Associations with anthropometric and behavioral factors
In general, higher body mass index (BMI) was associated with higher levels of all sphingomyelins at baseline. There were also interactions with age for C20:0, C22:0, and C24:0, suggesting that individuals with higher BMI had greater age-related increases in these acyl-chain lengths. The only exception was sphingomyelin C16:0 in which high BMI was associated with lower sphingomyelins (b = −2176.4, P < 0.001). A higher BMI was associated with higher dihydrosphingomyelins C16:0 and C18:0, but with lower C22:0 and C24:0 levels. Compared to BMI, there were fewer associations between WHR and either sphingomyelins or dihydrosphingomyelins. Ever smokers had higher sphingomyelin levels and also higher dihydrosphingomyelin C16:0 levels. Higher depressive symptoms were associated with lower concentrations of sphingomyelins C20:0 and C22:0. There were no associations between depressive symptoms and dihydrosphingomyelins or between antidepressant use and either sphingomyelins or dihydrosphingomyelins.

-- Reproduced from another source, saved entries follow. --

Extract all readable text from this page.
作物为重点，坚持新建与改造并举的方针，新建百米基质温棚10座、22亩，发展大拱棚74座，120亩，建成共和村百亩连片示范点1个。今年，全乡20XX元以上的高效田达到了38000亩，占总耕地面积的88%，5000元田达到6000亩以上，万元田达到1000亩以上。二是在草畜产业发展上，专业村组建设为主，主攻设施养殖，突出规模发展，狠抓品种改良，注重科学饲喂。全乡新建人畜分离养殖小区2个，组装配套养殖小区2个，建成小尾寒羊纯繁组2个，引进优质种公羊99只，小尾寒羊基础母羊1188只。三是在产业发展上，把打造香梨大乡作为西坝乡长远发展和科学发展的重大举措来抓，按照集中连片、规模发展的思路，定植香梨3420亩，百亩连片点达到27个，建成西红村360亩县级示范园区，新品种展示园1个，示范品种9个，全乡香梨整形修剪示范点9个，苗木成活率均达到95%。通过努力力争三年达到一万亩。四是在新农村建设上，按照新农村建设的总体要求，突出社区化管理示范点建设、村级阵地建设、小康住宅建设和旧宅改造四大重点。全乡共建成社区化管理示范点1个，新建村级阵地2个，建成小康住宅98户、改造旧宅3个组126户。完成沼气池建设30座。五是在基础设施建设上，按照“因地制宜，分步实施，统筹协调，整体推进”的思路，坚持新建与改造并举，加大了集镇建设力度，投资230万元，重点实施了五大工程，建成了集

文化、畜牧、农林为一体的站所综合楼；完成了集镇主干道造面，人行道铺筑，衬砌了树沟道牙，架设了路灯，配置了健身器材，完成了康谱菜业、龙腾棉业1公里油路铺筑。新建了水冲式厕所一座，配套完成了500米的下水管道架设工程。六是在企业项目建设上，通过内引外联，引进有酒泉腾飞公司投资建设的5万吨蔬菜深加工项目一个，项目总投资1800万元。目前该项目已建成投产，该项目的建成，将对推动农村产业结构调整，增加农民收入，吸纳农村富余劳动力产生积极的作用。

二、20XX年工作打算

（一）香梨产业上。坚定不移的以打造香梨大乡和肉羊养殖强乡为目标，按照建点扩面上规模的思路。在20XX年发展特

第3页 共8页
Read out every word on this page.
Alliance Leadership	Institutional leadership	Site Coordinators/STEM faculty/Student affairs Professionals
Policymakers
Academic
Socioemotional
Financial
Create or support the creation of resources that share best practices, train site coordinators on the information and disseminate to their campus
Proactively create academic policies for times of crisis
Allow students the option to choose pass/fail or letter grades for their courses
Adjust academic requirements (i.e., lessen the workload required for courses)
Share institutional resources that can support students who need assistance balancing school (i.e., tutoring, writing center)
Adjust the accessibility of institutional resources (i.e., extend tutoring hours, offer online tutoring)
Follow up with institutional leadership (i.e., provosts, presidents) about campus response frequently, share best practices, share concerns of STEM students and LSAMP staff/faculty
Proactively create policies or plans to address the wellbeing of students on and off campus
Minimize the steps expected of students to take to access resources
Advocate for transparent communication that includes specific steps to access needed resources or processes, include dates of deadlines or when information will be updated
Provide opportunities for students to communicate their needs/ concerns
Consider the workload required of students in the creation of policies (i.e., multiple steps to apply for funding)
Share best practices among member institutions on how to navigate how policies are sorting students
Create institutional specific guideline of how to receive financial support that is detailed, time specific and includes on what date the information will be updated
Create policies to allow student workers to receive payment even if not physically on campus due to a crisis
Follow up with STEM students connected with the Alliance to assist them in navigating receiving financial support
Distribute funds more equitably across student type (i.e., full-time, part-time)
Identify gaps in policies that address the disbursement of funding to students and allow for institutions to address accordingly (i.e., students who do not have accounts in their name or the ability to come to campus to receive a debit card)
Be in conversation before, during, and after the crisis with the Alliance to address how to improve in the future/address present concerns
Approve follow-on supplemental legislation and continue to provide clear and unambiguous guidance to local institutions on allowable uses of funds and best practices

Associations with blood cholesterol, triglycerides, statins, and APOE e4 genotype
There were positive associations (all P < 0.001) between cholesterol and each sphingomyelin and dihydrosphingomyelin species. As the interactions between cholesterol and age were not significant, the strength of the association did not change with increasing age (Tables3 and 4). In contrast to cholesterol, associations between the sphingomyelins and triglycerides were primarily in the opposite direction. Higher concentrations of sphingomyelin C18:0 and dihydrosphingomyelins C16:0 and C18:0 were associated with higher triglycerides. However, higher levels of all other sphingomyelin and dihydrosphingomyelin species were associated with lower triglycerides. Similar to cholesterol, the relationship between sphingomyelins and triglycerides did not change with increasing age. Statin use at baseline was associated with higher levels of all sphingomyelins, except for C16:0 which was lower in statin users. However, the proportion of individuals taking statins at baseline was small and <6%. Statin use was also associated with higher dihydrosphingomyelin C18:0 at baseline. Individuals with at least one APOE e4 allele had a higher concentration of sphingomyelin C22:1 (b = 4492.9, P = 0.025), but APOE genotype was not significantly associated with other sphingomyelin or dihydrosphingomyelin species.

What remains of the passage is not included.